Alaska is worthy of visiting for just about anyone, and a cruise is a great way to see The Last Frontier.
If you do decide to go on an Alaska cruise, be sure to book a round trip cruise, as opposed to one that begins in one port and ends in another.
Round trip cruises are easier to plan, and they sail from Seattle (instead of an international flight to Canada). These sailings are also on larger and newer cruise ships, which are more welcoming to new cruisers.
Avoid long cruises
If there is one itinerary to avoid, it would be a cruise longer than 7-nights in duration, such as a repositioning cruise.

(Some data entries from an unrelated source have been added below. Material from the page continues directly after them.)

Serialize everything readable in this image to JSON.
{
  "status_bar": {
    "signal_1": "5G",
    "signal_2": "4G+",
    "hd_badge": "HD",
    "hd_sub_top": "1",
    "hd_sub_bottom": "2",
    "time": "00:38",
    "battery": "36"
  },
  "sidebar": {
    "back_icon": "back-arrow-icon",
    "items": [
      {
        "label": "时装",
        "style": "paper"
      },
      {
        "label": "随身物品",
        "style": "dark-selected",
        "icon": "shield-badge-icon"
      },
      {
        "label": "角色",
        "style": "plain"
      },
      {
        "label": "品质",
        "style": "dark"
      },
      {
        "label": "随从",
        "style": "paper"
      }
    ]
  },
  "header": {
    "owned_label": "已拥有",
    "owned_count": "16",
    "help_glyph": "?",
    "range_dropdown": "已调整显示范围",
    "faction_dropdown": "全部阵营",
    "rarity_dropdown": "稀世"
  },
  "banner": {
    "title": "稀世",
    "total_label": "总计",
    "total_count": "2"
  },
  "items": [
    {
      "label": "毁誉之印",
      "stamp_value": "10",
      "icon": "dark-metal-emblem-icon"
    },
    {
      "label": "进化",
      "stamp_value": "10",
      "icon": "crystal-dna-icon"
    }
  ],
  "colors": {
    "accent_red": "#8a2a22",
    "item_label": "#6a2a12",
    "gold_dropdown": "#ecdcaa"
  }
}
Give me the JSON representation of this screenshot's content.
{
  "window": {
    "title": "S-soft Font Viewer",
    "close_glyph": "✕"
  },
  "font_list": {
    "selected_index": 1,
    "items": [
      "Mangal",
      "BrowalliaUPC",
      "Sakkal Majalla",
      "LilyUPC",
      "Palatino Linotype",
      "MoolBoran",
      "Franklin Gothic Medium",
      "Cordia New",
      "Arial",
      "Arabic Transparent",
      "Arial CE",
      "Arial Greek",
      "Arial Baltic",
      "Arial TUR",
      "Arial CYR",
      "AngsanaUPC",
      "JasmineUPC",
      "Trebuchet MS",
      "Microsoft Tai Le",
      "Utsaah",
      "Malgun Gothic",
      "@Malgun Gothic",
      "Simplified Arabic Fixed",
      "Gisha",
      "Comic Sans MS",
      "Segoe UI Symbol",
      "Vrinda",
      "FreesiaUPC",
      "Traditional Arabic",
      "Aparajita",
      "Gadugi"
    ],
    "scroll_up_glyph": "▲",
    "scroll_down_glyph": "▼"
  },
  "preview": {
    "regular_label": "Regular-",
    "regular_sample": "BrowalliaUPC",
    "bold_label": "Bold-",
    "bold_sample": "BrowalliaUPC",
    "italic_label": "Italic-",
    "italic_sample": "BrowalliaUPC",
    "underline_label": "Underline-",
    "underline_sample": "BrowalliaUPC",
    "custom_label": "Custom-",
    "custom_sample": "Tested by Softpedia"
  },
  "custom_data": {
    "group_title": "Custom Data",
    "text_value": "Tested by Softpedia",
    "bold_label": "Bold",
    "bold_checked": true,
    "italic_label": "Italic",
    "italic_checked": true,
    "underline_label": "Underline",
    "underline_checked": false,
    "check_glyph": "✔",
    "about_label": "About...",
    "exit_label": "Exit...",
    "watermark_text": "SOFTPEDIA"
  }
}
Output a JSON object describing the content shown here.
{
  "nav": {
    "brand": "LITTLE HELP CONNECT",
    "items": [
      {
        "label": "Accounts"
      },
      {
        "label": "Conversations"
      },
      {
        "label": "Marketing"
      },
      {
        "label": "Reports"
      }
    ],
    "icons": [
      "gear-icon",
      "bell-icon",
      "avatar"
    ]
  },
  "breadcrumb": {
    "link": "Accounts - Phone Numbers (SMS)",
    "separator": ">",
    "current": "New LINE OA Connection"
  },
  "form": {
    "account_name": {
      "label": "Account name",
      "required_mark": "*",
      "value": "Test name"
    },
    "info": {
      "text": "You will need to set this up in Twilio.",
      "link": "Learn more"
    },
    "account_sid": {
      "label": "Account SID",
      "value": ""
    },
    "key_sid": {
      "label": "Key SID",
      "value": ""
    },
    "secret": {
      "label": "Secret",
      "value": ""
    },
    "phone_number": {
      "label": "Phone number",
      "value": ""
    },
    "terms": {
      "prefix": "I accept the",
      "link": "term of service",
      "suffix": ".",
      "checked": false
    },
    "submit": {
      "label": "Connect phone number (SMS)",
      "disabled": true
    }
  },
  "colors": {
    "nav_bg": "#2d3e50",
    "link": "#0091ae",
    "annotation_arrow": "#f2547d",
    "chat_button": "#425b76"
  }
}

These cruises are intriguing, but they may simply be a bit too overwhelming for a first time cruiser.
Once your sailing gets beyond 7-nights, you start to rack up a lot of sea days and first time cruisers would be best served with a sailing that has a good mix of sea days and port days, rather than a heavy dose of just one.
Repositioning sailings (cruises that begin in one port and end in another) are fun for established cruisers, but the many sea days and logistics in planning getting to and home from the cruise make it not recommended for a first sailing.
The other issue with any cruise longer than 7-nights is they are prohibited by the U.S. government for the time being.
Save these cruises for once you have a couple of other cruises under your belt.